For turning in course materials, you are required only to create and edit files in Markdown and put them in the right place in our course site repository. But you are welcome to do much more. One way to do that is to contribute to Disserton, a Pelican theme designed for open access academic publishing.

Writing content

Please see the documentation on writing content in Pelican.

Undertand that Pelican content can be either blog posts or pages. This distinction should be familiar to Wordpress users.

Posts, such as this welcome post, are listed in reverse chronological order on the blog section of the site. Pages, such as the course Information page, are presented statically and not ordered by date.

We can use Github to browse the directory structure of our website's content. Content goes in the content/ directory. Blog posts go right there. Pages go into the pages/ subdirectory.

For this lab, you need to update the Class Roster page with some information about yourself: your name, your status as a student (program, year), the project you are going to try to contribute to (with a link), and why you took the course.

Git

We have the site content and history backed up by a Git repository. You may have heard of Git and/or Github already. Git is a version control system (VCS). We will talk about VCS in more detail in the next lecture. For now, it's time to get some hands on experience.

If you have not worked much with Git in the command line (as opposed to Github the on-line social forge, which is different), go through this web-based tutorial now.

That tutorial simulates what you would do running Git on your local machine, using your command line. (You do use your command line, don't you?)

It is totally worth it to learn how to use Git locally. Maybe you will have to for your participation in an outside project. For our purposes, we will lean heavily on GitHub, a service that provides a lot of web-based functionality on top of hosted Git repositories.

GitHub

GitHub provides a web application layer over hosted Git repositories. It is largely responsible for the wide adoption of Git throughout the open source world. There are other services like it, such as BitBucket, a similar service for Mercurial repositories.

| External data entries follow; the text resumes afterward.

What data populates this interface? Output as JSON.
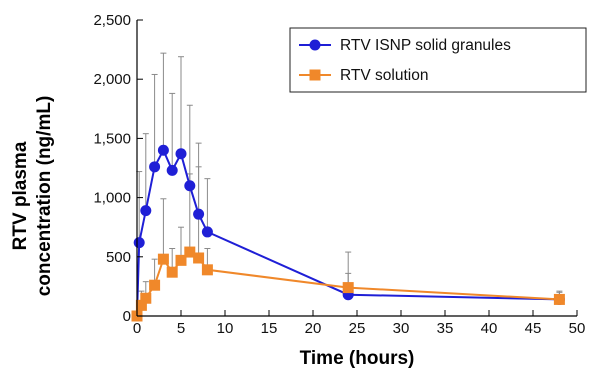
{
  "chart_data": {
    "type": "line",
    "xlabel": "Time (hours)",
    "ylabel_lines": [
      "RTV plasma",
      "concentration (ng/mL)"
    ],
    "xlim": [
      0,
      50
    ],
    "ylim": [
      0,
      2500
    ],
    "xticks": [
      0,
      5,
      10,
      15,
      20,
      25,
      30,
      35,
      40,
      45,
      50
    ],
    "yticks": [
      0,
      500,
      1000,
      1500,
      2000,
      2500
    ],
    "ytick_labels": [
      "0",
      "500",
      "1,000",
      "1,500",
      "2,000",
      "2,500"
    ],
    "grid": false,
    "legend_position": "top-right",
    "series": [
      {
        "name": "RTV ISNP solid granules",
        "color": "#1f1fd6",
        "marker": "circle",
        "x": [
          0,
          0.25,
          1,
          2,
          3,
          4,
          5,
          6,
          7,
          8,
          24,
          48
        ],
        "y": [
          0,
          620,
          890,
          1260,
          1400,
          1230,
          1370,
          1100,
          860,
          710,
          180,
          140
        ],
        "error": [
          0,
          600,
          650,
          780,
          820,
          650,
          820,
          680,
          600,
          450,
          180,
          70
        ]
      },
      {
        "name": "RTV solution",
        "color": "#f0882a",
        "marker": "square",
        "x": [
          0,
          0.5,
          1,
          2,
          3,
          4,
          5,
          6,
          7,
          8,
          24,
          48
        ],
        "y": [
          0,
          90,
          150,
          260,
          480,
          370,
          470,
          540,
          490,
          390,
          240,
          140
        ],
        "error": [
          0,
          120,
          140,
          220,
          510,
          200,
          280,
          660,
          770,
          180,
          300,
          60
        ]
      }
    ]
  }
}
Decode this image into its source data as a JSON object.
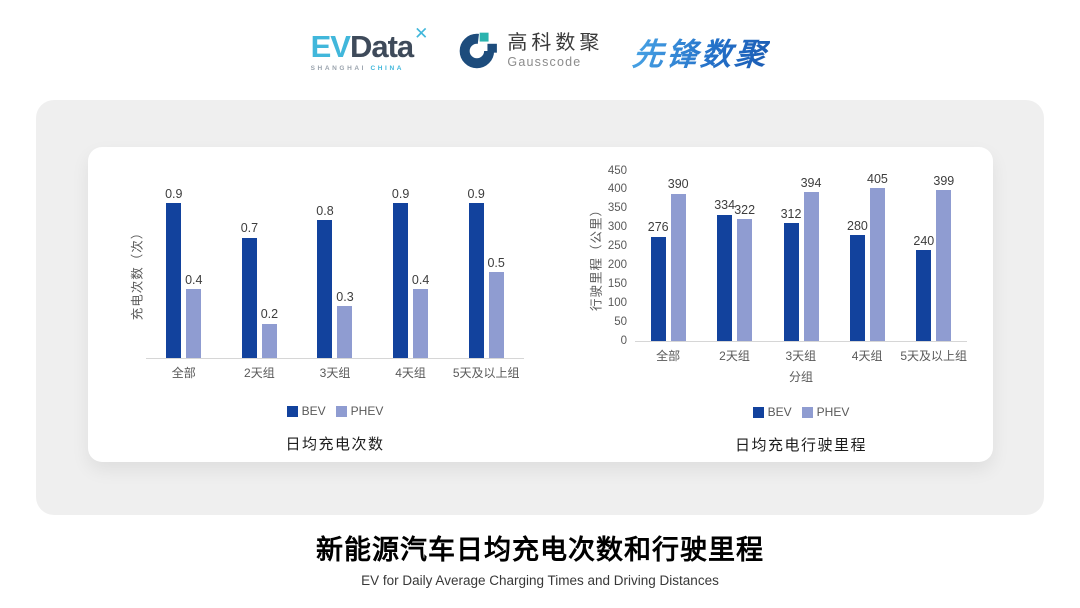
{
  "header": {
    "evdata": {
      "ev": "EV",
      "data": "Data",
      "star": "✕",
      "sub_left": "SHANGHAI",
      "sub_right": "CHINA"
    },
    "gausscode": {
      "cn": "高科数聚",
      "en": "Gausscode"
    },
    "pioneer": {
      "text": "先锋数聚"
    }
  },
  "colors": {
    "bev": "#12429d",
    "phev": "#8f9cd1",
    "logo_cyan": "#41b7db",
    "logo_dark": "#3e4a5a",
    "gauss_blue": "#1d4c7c",
    "gauss_teal": "#2ab3ae",
    "pioneer_blue": "#2e86d0",
    "card_gray": "#efefef"
  },
  "chart_data": [
    {
      "type": "bar",
      "title": "日均充电次数",
      "ylabel": "充电次数（次）",
      "xlabel": "",
      "categories": [
        "全部",
        "2天组",
        "3天组",
        "4天组",
        "5天及以上组"
      ],
      "series": [
        {
          "name": "BEV",
          "color": "#12429d",
          "values": [
            0.9,
            0.7,
            0.8,
            0.9,
            0.9
          ]
        },
        {
          "name": "PHEV",
          "color": "#8f9cd1",
          "values": [
            0.4,
            0.2,
            0.3,
            0.4,
            0.5
          ]
        }
      ],
      "ylim": [
        0,
        1.0
      ],
      "yticks": [],
      "grid": false,
      "value_labels": true,
      "legend_position": "bottom"
    },
    {
      "type": "bar",
      "title": "日均充电行驶里程",
      "ylabel": "行驶里程（公里）",
      "xlabel": "分组",
      "categories": [
        "全部",
        "2天组",
        "3天组",
        "4天组",
        "5天及以上组"
      ],
      "series": [
        {
          "name": "BEV",
          "color": "#12429d",
          "values": [
            276,
            334,
            312,
            280,
            240
          ]
        },
        {
          "name": "PHEV",
          "color": "#8f9cd1",
          "values": [
            390,
            322,
            394,
            405,
            399
          ]
        }
      ],
      "ylim": [
        0,
        450
      ],
      "yticks": [
        0,
        50,
        100,
        150,
        200,
        250,
        300,
        350,
        400,
        450
      ],
      "grid": false,
      "value_labels": true,
      "legend_position": "bottom"
    }
  ],
  "footer": {
    "title": "新能源汽车日均充电次数和行驶里程",
    "subtitle": "EV for Daily Average Charging Times and Driving Distances"
  }
}
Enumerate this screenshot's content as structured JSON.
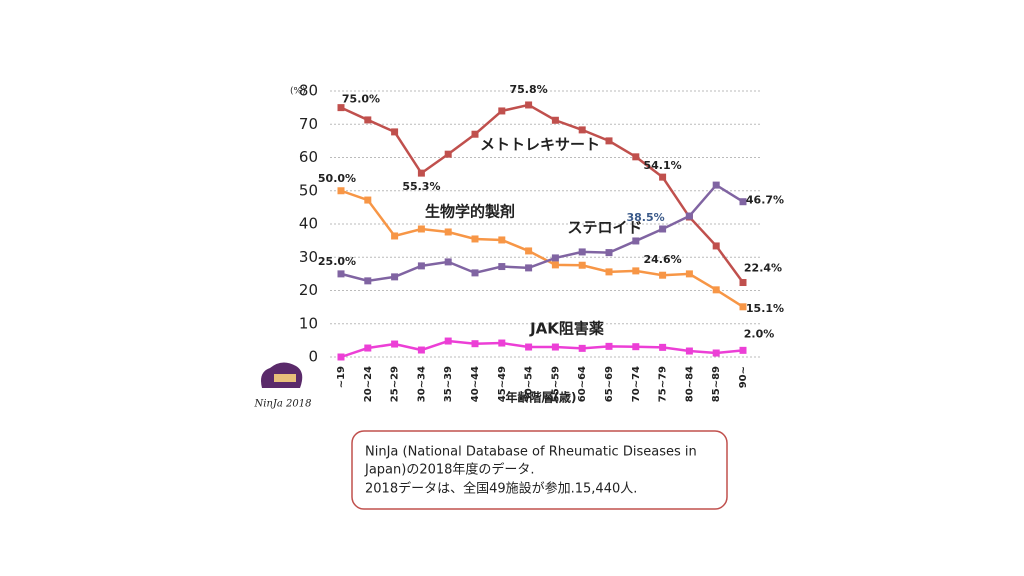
{
  "chart_data": {
    "type": "line",
    "y_unit": "(%)",
    "x_label": "年齢階層(歳)",
    "categories": [
      "~19",
      "20~24",
      "25~29",
      "30~34",
      "35~39",
      "40~44",
      "45~49",
      "50~54",
      "55~59",
      "60~64",
      "65~69",
      "70~74",
      "75~79",
      "80~84",
      "85~89",
      "90~"
    ],
    "ylim": [
      0,
      80
    ],
    "yticks": [
      0,
      10,
      20,
      30,
      40,
      50,
      60,
      70,
      80
    ],
    "grid": true,
    "series": [
      {
        "name": "メトトレキサート",
        "color": "#c0504d",
        "values": [
          75.0,
          71.3,
          67.7,
          55.3,
          61.0,
          67.0,
          74.0,
          75.8,
          71.2,
          68.3,
          65.0,
          60.2,
          54.1,
          42.1,
          33.4,
          22.4
        ],
        "value_labels": [
          "75.0%",
          null,
          null,
          "55.3%",
          null,
          null,
          null,
          "75.8%",
          null,
          null,
          null,
          null,
          "54.1%",
          null,
          null,
          "22.4%"
        ]
      },
      {
        "name": "生物学的製剤",
        "color": "#f79646",
        "values": [
          50.0,
          47.2,
          36.4,
          38.5,
          37.6,
          35.5,
          35.2,
          31.9,
          27.7,
          27.6,
          25.6,
          25.9,
          24.6,
          25.0,
          20.2,
          15.1
        ],
        "value_labels": [
          "50.0%",
          null,
          null,
          null,
          null,
          null,
          null,
          null,
          null,
          null,
          null,
          null,
          "24.6%",
          null,
          null,
          "15.1%"
        ]
      },
      {
        "name": "ステロイド",
        "color": "#8064a2",
        "values": [
          25.0,
          22.9,
          24.1,
          27.4,
          28.6,
          25.3,
          27.2,
          26.8,
          29.8,
          31.6,
          31.4,
          34.9,
          38.5,
          42.4,
          51.7,
          46.7
        ],
        "value_labels": [
          "25.0%",
          null,
          null,
          null,
          null,
          null,
          null,
          null,
          null,
          null,
          null,
          null,
          "38.5%",
          null,
          null,
          "46.7%"
        ]
      },
      {
        "name": "JAK阻害薬",
        "color": "#ec3fd6",
        "values": [
          0,
          2.7,
          3.9,
          2.1,
          4.8,
          4.0,
          4.2,
          3.0,
          3.0,
          2.6,
          3.2,
          3.1,
          2.9,
          1.8,
          1.2,
          2.0
        ],
        "value_labels": [
          null,
          null,
          null,
          null,
          null,
          null,
          null,
          null,
          null,
          null,
          null,
          null,
          null,
          null,
          null,
          "2.0%"
        ]
      }
    ]
  },
  "logo_text": "NinJa 2018",
  "note": {
    "lines": [
      "NinJa (National Database of Rheumatic Diseases in",
      "Japan)の2018年度のデータ.",
      "2018データは、全国49施設が参加.15,440人."
    ]
  }
}
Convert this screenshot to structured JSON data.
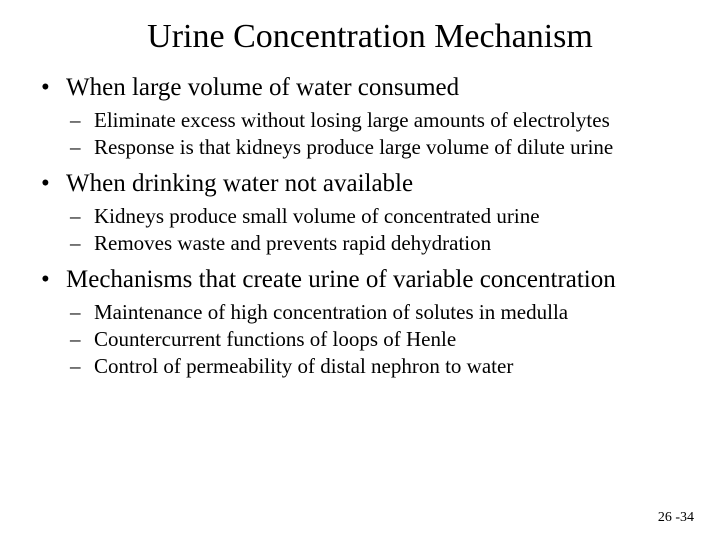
{
  "title": "Urine Concentration Mechanism",
  "bullets": [
    {
      "text": "When large volume of water consumed",
      "sub": [
        "Eliminate excess without losing large amounts of electrolytes",
        "Response is that kidneys produce large volume of dilute urine"
      ]
    },
    {
      "text": "When drinking water not available",
      "sub": [
        "Kidneys produce small volume of concentrated urine",
        "Removes waste and prevents rapid dehydration"
      ]
    },
    {
      "text": "Mechanisms that create urine of variable concentration",
      "sub": [
        "Maintenance of high concentration of solutes in medulla",
        "Countercurrent functions of loops of Henle",
        "Control of permeability of distal nephron to water"
      ]
    }
  ],
  "pageNumber": "26 -34",
  "bulletMarker": "•",
  "dashMarker": "–",
  "colors": {
    "background": "#ffffff",
    "text": "#000000"
  },
  "font": {
    "family": "Times New Roman",
    "title_size": 34,
    "l1_size": 25,
    "l2_size": 21,
    "page_size": 14
  }
}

If you haven't already done so, sign up for GitHub and get a username now.

Git is a distributed version control system. This is significantly different from undistributed version control systems (like Subversion) in important ways that we will discuss in the next lecture. One big difference is the Git, especially with the help of Github, enables friendly forking.

Go through this GitHub tutorial about how to fork a repo now. Then read through this documentation about pull requests.

Turns out, GitHub makes it very simple to edit files through their web interface, even providing syntax highlighting while editing Markdown.

Now:

  1. Familiarize yourself with Markdown syntax.
  2. Fork the course website repository.
  3. Modify the roster.md file in your fork on the repository through the GitHub interface. Add yourself to a list, in alphabetical order by last name, with your name, status as a student, external project and reason for taking the course. For example:

    Gnaeus Pompeius, 2nd year Masters student, I School. I am contributing to the OpenCog project. I am interested in open collaboration and peer production because Caesar has illegitimately seized power and the Republic must rise again.

  4. Make a pull request with your change.

You're almost done with the lab!

Now comes the fun part: it may be that many of you have been trying to edit the same file at the same time. Since commits are made as diffs, sometimes somebody else's change will invalidate or conflict with your own.

If this happens, we won't be able to accept your pull request. You will need to merge the changes from the remote repository into your own, and make a new pull request.

Please stick around in lab until we get your pull request accepted. We may need to coordinate as a class to make sure we don't keep overriding each others commits.

When you've completed this lab, you will officially be a contributor to the course project. GitHub provides some nice visualizations so you can see your level of participation relative to others.